Rescuing birthday parties from file corruption monsters
About fifteen years ago, I was hanging out on IRC and a friend needed help with a corrupt data problem. I was feeling relatively bored and was looking for something to do, so I decided to poke my nose into that conversation to see if I could help. It turned out well.
Somewhere on the east coast, there was a place in a mall where kids go to have parties. They had pizza, there's miniature golf, "lazer" tag, soda, rides, and that sort of thing. I imagine there were arcade games and pinball, too. Anyway, they apparently did most of their booking in this program called Deskmate on a creaky old Tandy laptop.
One day, it stopped working, and all of that data disappeared. All of their booking details had vanished. They had no idea who would be coming into the store, whether they had paid in advance or not, what food and what games to set up ahead of time, and so on. It was a complete disaster and they were freaking out.
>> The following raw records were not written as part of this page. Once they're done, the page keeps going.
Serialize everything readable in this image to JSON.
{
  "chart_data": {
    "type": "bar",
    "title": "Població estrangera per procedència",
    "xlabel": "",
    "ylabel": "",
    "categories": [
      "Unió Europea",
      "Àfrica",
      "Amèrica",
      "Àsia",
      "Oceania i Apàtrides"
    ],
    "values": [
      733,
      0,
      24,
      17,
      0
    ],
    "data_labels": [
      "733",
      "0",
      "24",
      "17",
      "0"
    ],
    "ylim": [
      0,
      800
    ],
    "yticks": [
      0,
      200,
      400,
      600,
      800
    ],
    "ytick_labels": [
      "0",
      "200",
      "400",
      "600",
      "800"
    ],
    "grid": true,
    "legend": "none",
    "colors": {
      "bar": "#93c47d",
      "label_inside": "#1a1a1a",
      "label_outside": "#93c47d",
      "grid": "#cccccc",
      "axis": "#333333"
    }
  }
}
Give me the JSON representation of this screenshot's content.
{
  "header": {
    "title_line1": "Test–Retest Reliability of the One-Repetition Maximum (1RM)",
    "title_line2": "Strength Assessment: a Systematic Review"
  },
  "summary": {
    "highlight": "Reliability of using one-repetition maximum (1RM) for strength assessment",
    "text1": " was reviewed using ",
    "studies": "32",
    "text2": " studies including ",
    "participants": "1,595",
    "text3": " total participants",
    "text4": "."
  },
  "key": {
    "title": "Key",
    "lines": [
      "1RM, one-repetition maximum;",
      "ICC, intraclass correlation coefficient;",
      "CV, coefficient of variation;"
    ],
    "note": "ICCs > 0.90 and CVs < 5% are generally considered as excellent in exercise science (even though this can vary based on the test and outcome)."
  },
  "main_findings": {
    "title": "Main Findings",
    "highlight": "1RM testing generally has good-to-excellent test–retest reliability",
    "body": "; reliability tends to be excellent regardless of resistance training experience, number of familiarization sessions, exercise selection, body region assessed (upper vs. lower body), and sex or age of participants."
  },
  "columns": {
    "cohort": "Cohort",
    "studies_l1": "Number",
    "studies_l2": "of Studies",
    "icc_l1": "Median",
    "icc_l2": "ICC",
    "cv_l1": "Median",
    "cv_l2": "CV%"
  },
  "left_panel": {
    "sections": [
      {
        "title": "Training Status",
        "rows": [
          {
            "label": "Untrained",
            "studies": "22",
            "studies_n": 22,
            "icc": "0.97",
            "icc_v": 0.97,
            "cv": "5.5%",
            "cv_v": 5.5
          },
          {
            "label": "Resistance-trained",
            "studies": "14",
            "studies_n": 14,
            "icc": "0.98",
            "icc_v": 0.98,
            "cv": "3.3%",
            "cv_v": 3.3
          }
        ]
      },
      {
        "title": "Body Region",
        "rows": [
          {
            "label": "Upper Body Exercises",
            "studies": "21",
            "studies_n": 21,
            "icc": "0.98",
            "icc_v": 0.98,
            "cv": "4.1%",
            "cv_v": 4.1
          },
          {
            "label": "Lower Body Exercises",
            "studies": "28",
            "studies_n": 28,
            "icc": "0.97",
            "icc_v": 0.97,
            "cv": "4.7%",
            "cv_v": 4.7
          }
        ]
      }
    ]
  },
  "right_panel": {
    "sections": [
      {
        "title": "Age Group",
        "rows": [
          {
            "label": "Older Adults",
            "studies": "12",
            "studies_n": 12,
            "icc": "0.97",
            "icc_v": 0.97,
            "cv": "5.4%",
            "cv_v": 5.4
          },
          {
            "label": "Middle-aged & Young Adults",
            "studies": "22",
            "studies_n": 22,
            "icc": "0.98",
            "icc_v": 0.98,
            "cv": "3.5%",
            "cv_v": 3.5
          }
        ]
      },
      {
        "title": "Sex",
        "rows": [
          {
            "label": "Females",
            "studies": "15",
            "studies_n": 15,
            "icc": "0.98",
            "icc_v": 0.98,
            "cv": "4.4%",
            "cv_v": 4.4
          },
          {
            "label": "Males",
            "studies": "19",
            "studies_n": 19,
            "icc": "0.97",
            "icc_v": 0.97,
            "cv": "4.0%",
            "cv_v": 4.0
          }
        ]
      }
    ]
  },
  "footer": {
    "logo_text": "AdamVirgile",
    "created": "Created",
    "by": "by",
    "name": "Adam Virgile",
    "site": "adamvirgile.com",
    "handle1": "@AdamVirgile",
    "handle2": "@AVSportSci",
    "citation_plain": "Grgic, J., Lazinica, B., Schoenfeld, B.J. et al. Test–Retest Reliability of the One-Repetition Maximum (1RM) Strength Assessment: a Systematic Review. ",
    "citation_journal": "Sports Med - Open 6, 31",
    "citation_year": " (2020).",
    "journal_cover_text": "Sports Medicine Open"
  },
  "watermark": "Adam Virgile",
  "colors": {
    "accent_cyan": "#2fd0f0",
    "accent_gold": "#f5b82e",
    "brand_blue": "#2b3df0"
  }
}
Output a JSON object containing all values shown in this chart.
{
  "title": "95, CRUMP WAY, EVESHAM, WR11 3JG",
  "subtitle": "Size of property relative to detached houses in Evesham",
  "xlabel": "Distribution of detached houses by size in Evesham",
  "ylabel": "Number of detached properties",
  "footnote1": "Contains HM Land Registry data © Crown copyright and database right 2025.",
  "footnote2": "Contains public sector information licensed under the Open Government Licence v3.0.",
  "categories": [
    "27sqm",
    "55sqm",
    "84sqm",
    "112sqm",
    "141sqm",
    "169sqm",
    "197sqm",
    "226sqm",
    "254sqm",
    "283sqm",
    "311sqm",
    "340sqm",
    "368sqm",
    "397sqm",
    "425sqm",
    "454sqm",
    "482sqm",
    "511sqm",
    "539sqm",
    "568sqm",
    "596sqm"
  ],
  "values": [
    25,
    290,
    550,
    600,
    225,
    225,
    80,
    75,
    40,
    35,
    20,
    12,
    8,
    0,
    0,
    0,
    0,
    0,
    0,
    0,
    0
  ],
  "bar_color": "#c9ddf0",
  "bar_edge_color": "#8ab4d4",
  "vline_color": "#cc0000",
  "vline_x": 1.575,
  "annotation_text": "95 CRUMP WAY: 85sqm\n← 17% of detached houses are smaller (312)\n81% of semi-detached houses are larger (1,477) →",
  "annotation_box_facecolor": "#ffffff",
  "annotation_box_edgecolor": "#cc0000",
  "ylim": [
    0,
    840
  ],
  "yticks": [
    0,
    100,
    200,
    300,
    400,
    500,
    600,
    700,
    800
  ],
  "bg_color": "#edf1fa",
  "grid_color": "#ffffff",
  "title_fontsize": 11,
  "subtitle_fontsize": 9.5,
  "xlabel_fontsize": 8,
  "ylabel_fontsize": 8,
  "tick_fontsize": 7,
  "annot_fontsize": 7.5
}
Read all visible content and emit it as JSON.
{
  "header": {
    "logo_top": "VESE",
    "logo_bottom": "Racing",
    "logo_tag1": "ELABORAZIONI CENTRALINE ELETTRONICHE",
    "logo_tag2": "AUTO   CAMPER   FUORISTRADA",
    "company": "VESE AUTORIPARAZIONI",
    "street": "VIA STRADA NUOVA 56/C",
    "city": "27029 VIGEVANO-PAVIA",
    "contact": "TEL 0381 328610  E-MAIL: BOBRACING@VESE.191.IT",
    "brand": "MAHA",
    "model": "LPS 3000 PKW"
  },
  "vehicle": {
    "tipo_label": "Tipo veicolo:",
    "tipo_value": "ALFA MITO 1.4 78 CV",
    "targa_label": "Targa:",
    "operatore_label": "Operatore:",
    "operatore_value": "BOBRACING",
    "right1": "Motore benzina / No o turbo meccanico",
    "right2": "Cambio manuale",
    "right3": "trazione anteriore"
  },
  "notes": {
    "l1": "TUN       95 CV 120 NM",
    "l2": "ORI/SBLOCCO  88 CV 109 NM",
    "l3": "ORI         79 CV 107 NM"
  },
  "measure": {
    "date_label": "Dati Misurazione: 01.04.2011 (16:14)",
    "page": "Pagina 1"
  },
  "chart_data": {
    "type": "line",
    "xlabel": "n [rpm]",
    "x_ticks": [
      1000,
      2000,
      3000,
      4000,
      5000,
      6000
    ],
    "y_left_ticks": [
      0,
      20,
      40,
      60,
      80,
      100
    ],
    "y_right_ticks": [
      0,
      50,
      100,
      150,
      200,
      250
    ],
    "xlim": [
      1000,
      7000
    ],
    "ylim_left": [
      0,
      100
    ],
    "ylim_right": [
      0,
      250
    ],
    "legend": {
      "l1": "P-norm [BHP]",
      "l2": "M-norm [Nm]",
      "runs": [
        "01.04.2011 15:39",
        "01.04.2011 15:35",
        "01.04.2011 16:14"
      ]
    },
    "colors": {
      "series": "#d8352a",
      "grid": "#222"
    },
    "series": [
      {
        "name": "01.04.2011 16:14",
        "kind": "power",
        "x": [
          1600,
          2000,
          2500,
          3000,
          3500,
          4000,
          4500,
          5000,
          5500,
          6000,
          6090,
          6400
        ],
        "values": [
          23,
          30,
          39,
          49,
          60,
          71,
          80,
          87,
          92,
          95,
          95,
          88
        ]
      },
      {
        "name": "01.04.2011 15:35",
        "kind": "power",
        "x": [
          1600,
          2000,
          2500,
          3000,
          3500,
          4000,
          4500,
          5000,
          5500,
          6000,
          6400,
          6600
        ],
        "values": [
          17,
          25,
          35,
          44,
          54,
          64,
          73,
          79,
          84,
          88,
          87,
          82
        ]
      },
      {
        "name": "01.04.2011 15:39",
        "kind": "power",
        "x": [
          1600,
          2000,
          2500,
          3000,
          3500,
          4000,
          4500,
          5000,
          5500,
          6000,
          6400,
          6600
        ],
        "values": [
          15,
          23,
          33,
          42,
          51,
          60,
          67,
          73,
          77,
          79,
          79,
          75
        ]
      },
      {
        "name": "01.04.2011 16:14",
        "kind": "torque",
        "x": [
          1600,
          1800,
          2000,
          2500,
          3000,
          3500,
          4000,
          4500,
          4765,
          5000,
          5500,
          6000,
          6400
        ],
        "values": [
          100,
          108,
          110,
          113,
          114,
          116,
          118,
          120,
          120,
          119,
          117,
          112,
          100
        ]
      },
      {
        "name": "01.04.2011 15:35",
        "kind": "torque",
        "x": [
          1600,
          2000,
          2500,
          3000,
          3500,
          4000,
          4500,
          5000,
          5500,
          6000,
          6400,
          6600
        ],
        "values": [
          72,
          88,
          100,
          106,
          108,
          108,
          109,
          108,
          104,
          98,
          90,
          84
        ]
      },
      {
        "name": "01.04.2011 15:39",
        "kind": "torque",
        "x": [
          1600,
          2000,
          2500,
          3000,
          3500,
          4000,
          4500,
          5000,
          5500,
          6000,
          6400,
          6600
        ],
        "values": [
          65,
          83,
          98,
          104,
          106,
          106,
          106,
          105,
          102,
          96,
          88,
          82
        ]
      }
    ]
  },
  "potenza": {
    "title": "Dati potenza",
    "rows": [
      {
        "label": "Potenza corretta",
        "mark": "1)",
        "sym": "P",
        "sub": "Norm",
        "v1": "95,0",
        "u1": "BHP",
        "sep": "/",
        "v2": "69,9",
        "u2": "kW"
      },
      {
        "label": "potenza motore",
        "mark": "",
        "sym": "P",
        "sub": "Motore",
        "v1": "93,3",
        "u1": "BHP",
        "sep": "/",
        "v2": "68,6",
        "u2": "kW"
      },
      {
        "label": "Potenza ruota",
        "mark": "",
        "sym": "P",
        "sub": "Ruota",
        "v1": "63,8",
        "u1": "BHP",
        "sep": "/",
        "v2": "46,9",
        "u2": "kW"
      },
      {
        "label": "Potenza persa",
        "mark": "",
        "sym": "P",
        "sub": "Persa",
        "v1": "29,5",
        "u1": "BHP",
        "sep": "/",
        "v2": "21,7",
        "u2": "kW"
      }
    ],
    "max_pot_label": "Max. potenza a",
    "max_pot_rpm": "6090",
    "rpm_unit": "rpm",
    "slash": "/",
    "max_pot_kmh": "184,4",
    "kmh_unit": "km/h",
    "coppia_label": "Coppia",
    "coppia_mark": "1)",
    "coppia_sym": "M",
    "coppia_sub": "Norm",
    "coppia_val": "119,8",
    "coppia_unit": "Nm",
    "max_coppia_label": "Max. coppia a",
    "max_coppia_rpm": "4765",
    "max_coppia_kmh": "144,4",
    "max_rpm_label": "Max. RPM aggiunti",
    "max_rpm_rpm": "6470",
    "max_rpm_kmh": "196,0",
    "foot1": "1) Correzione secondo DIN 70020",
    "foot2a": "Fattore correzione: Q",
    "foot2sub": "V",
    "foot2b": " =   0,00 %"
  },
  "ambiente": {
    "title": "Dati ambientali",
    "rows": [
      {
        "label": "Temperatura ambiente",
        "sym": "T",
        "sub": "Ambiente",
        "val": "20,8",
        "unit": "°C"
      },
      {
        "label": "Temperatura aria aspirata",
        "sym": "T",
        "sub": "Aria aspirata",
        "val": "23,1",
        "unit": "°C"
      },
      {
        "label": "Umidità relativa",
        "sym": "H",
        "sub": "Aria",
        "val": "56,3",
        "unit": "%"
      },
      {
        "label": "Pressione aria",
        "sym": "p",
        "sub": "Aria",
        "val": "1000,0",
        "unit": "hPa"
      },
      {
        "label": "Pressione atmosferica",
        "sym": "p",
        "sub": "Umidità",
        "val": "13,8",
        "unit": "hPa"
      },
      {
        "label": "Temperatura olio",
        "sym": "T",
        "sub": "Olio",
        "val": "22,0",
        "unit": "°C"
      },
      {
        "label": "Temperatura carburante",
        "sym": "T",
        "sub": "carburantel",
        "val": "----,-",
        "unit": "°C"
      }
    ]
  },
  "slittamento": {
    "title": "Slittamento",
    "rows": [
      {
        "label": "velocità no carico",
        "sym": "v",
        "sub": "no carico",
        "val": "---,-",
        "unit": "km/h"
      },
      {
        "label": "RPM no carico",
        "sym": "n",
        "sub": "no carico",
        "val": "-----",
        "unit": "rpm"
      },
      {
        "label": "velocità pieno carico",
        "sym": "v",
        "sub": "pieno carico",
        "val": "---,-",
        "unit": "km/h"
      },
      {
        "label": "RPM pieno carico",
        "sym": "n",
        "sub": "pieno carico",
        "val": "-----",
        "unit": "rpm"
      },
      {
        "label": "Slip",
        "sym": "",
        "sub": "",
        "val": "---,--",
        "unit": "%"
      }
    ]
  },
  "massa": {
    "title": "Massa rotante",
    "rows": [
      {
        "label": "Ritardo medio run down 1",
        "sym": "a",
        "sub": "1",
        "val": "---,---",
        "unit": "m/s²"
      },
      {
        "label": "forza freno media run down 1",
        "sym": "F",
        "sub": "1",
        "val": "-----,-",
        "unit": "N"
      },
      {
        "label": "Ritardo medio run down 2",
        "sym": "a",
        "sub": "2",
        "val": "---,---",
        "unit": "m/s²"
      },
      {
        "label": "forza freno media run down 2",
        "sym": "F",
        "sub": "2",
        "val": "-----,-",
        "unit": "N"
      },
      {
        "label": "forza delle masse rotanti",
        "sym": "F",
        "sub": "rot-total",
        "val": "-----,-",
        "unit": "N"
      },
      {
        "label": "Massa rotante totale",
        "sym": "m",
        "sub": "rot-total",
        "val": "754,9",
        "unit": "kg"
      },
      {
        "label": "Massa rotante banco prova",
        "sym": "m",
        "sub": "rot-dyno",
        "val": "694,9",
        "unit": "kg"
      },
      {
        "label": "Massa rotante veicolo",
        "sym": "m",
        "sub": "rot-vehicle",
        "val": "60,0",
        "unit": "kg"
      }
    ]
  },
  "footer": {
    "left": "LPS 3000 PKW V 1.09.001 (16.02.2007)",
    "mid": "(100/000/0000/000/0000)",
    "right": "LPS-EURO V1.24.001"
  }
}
I asked for a copy of the file. Running "strings" on it gave a fair amount of text data which was plainly visible. You could see things like "$7.95 PACKAGE PLUS PIZZA & JUICE FOR $7 + TAX", but that's all. The times and dates were buried in some binary format and were unavailable. Without those, they had no way to know which ones had already happened and which ones were coming up.
Needless to say, there was no file format documentation. It was a crusty old system even then, and this one was going to call for some serious reverse-engineering. I started by having my friend create a new database file in the system. He then entered a bunch of records and gave them known values which I requested: different dates, different times (hours and minutes), then he sent that file to me.
Don't ask me how I figured it out, but somehow it started making sense. I wrote a small program in Turbo Pascal (!) to grovel around in that file and turn that mess back into usable data. He was happy, his boss was super excited, and I got to feel good by helping someone. Plus, their business continued unabated and no kids had their birthdays ruined. It was a good situation all the way around.
I actually still have the source code from back then. My code from that night is terrible, but staring at it now seems to reveal a few things. First, the year is just the first byte - 17, the month is the second byte - 97, and the day is the third, also - 97. I'm not sure what's going on with the 17 offset, but the 97 thing means they've basically shoved the month and day into the lowercase letter area of ASCII.
At byte 8, you have your start time ORed with 128, and byte 9 is the stop time, also ORed with 128. Given that each one is just a byte, further decoding is needed to make it human-readable. They're in units of 15 minutes. If you slice that into an integer part and a fractional part, it's just "(int * 4):(frac * 60)".
After that, you just start reading characters for the description. It terminates with a ^A -- 0x01. Three bytes past this, a new record starts, and you do it all over again. You keep doing this until you hit EOF.
It's a little more complicated than this because there are weird unexplained gaps between data in the file, but you can get through that by just having it attempt to decode everything and throw out stuff with bogus dates. Given that it can re-sync on a ^A, it's not too hard to get the actual data out.
Hopefully nobody ever has to try to extract data from a Tandy Deskmate CLN file, but if they do, this might just help a little.